LunaniƱa


As deep as a puddle after a hard rain

Cloudy with a Chance of 80s Pop

My personal computer died several years ago.

Well, having typed that I feel the need to clarify. I might have had a slight role in the killing of said computer. It was a refurbished laptop that my brother had kindly gifted me due to the fact that my old old computer had decided it no longer wanted to do more than five minutes of work at a time. It booted up fine but after a couple of minutes the fan would kick on, give it the old valiant college try and then say, “Nah, girl. Your Facebooking isn’t worth this heat. Bye!”

So to the rescue my brother came. And that new old computer did the trick for a while. And while it was tricking (wait, what?) I would hear tell of this thing called the cloud. And articles and people would marvel about the flexibility and portability of the cloud! The cloud would solve all problems and I am certainly a fan of a problem-free life. But I also have this thing sometimes called procrastination. So I didn’t back up anything to the cloud. Besides, anything and everything I cared about (my photos and thousands and thousands of songs) was saved to my trusty external drive. Pfft. I’ll be fine, I figured.

You see where I’m going with this, yes? Of course you do because you’re smart. Smarter than me, definitely. So where were you when I most needed you?!? Hmm. That’s trouble of a different kind, no? Let’s move on.
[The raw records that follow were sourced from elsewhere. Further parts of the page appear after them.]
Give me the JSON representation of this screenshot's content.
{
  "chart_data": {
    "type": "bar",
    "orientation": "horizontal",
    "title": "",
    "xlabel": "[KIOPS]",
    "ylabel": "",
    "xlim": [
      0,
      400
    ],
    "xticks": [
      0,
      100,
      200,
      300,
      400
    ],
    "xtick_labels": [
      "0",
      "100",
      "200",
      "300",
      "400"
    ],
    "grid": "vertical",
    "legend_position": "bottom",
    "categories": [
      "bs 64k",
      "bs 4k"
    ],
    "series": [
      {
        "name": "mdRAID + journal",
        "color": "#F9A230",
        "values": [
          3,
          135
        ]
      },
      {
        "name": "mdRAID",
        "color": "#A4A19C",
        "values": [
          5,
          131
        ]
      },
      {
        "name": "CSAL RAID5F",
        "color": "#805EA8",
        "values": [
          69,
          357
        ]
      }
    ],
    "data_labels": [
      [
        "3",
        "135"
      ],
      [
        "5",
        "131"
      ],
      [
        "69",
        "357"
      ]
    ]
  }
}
One day I decided to upgrade the OS on this old new to me laptop and that’s when that laptop also said, “Nah, girl. Bye!” Except, perhaps knowing that the afterlife of any computer used by me (which means a drive full of badly Photoshopped images and messy CSS files) would be lonely, it decided to take with it, the external drive that I had neglected to disconnect prior to the upgrade. Really, when you think about it - it takes a special kind of skill to kill not just a computer but an external drive too.

I despaired for months over having lost thousands of mp3s collected over more than a decade. I’d say maybe a quarter of which I can recover if I take the time to rip my CDs, which thankfully I still have so that’s something but there’s other music that I’m just not going to be able to recover. Upon hearing my sad tale of musical woe, a friend tried to salvage the external drive and he ensured me he’d been successful. So for a year and some change I’ve been content with the knowledge that once I got a new computer I’d be able to pull my music back in and then do what I should have done ages ago, which is back it up to the cloud.
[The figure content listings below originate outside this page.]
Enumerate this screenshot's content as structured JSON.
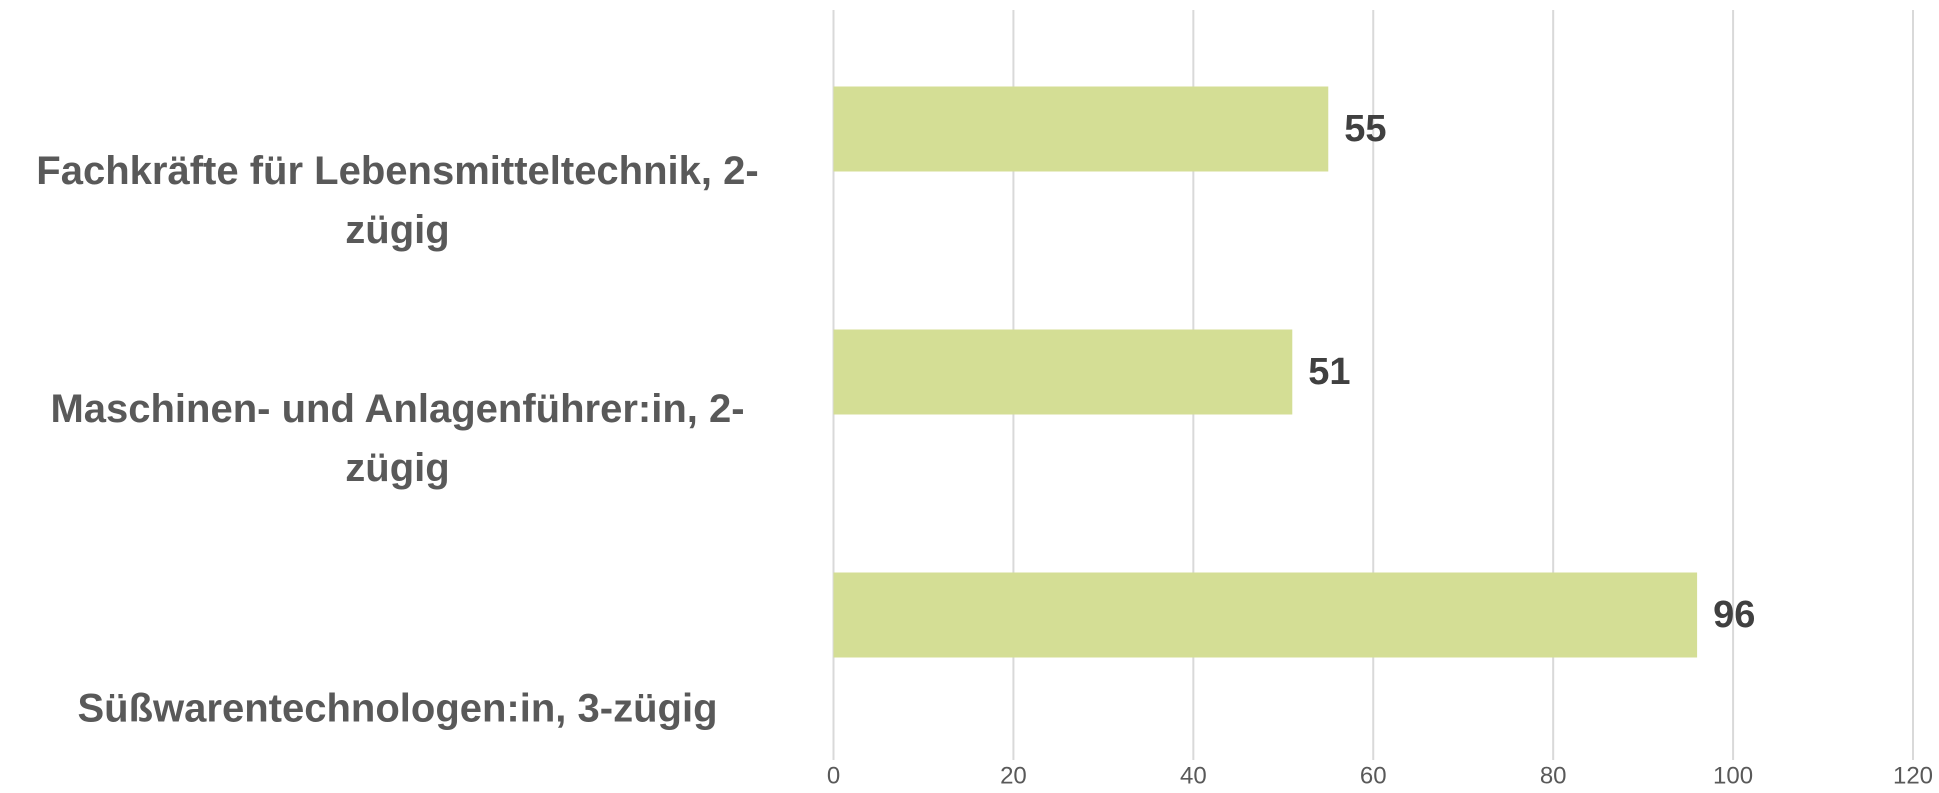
{
  "chart_data": {
    "type": "bar",
    "orientation": "horizontal",
    "categories": [
      "Fachkräfte für Lebensmitteltechnik, 2-zügig",
      "Maschinen- und Anlagenführer:in, 2-zügig",
      "Süßwarentechnologen:in, 3-zügig"
    ],
    "values": [
      55,
      51,
      96
    ],
    "color": "#d4de95",
    "xlim": [
      0,
      120
    ],
    "xticks": [
      0,
      20,
      40,
      60,
      80,
      100,
      120
    ],
    "grid": true
  }
}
Sadly, so far the friend’s had no luck figuring out how to extract my music from his iTunes library. So close yet so far. You’d think that after almost 3 years of doing without my music library I’d not miss it anymore but I still feel a slight ache whenever I think of it all being gone. Granted, that’s probably due to the memories attached to many of those songs. Someone I cared for a lot ages ago helped me build that collection and that person and I are no longer in touch. And if we know anything about me, letting go of people I care about deeply isn’t the easiest thing for me to do.
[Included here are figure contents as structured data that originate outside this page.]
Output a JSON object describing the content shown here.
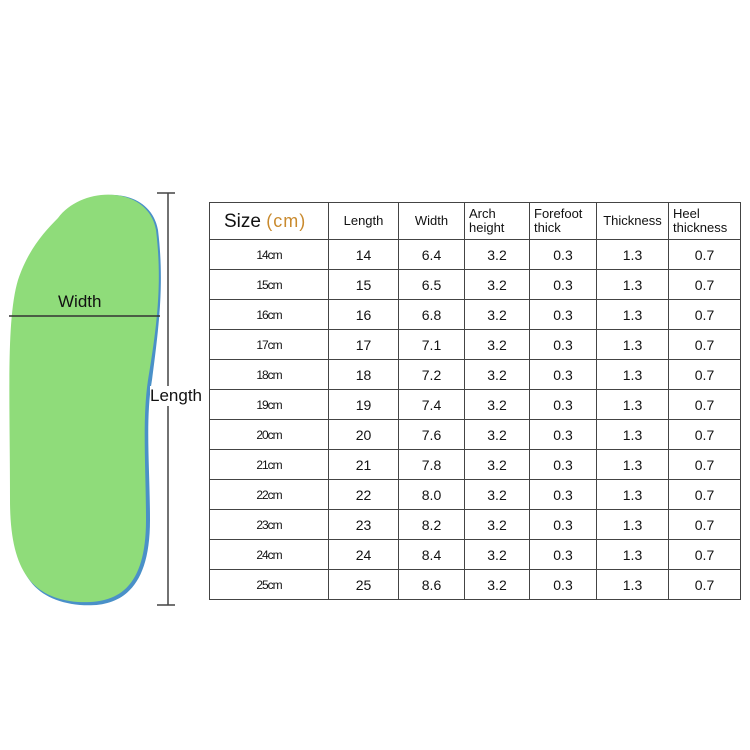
{
  "diagram": {
    "width_label": "Width",
    "length_label": "Length",
    "insole_color": "#8fdc7a"
  },
  "table": {
    "header": {
      "size": "Size",
      "unit": "(cm)",
      "length": "Length",
      "width": "Width",
      "arch": "Arch height",
      "forefoot": "Forefoot thick",
      "thickness": "Thickness",
      "heel": "Heel thickness"
    },
    "rows": [
      [
        "14cm",
        "14",
        "6.4",
        "3.2",
        "0.3",
        "1.3",
        "0.7"
      ],
      [
        "15cm",
        "15",
        "6.5",
        "3.2",
        "0.3",
        "1.3",
        "0.7"
      ],
      [
        "16cm",
        "16",
        "6.8",
        "3.2",
        "0.3",
        "1.3",
        "0.7"
      ],
      [
        "17cm",
        "17",
        "7.1",
        "3.2",
        "0.3",
        "1.3",
        "0.7"
      ],
      [
        "18cm",
        "18",
        "7.2",
        "3.2",
        "0.3",
        "1.3",
        "0.7"
      ],
      [
        "19cm",
        "19",
        "7.4",
        "3.2",
        "0.3",
        "1.3",
        "0.7"
      ],
      [
        "20cm",
        "20",
        "7.6",
        "3.2",
        "0.3",
        "1.3",
        "0.7"
      ],
      [
        "21cm",
        "21",
        "7.8",
        "3.2",
        "0.3",
        "1.3",
        "0.7"
      ],
      [
        "22cm",
        "22",
        "8.0",
        "3.2",
        "0.3",
        "1.3",
        "0.7"
      ],
      [
        "23cm",
        "23",
        "8.2",
        "3.2",
        "0.3",
        "1.3",
        "0.7"
      ],
      [
        "24cm",
        "24",
        "8.4",
        "3.2",
        "0.3",
        "1.3",
        "0.7"
      ],
      [
        "25cm",
        "25",
        "8.6",
        "3.2",
        "0.3",
        "1.3",
        "0.7"
      ]
    ]
  }
}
Speaking of music, during the second adoption training class the group somehow got to talking about music and I made a joke about how my poor kid will grow up hearing 80s music and there was a collective groan. “Oh no,” someone said, “Don’t let that happen!”

So who knows. Maybe the loss of the music is the universe’s way of helping me to move on or sparing any poor child that I adopt from endless rounds of the Cover Girls or Expose’s greatest hits. Really, one shouldn’t question the Universe. It knows best.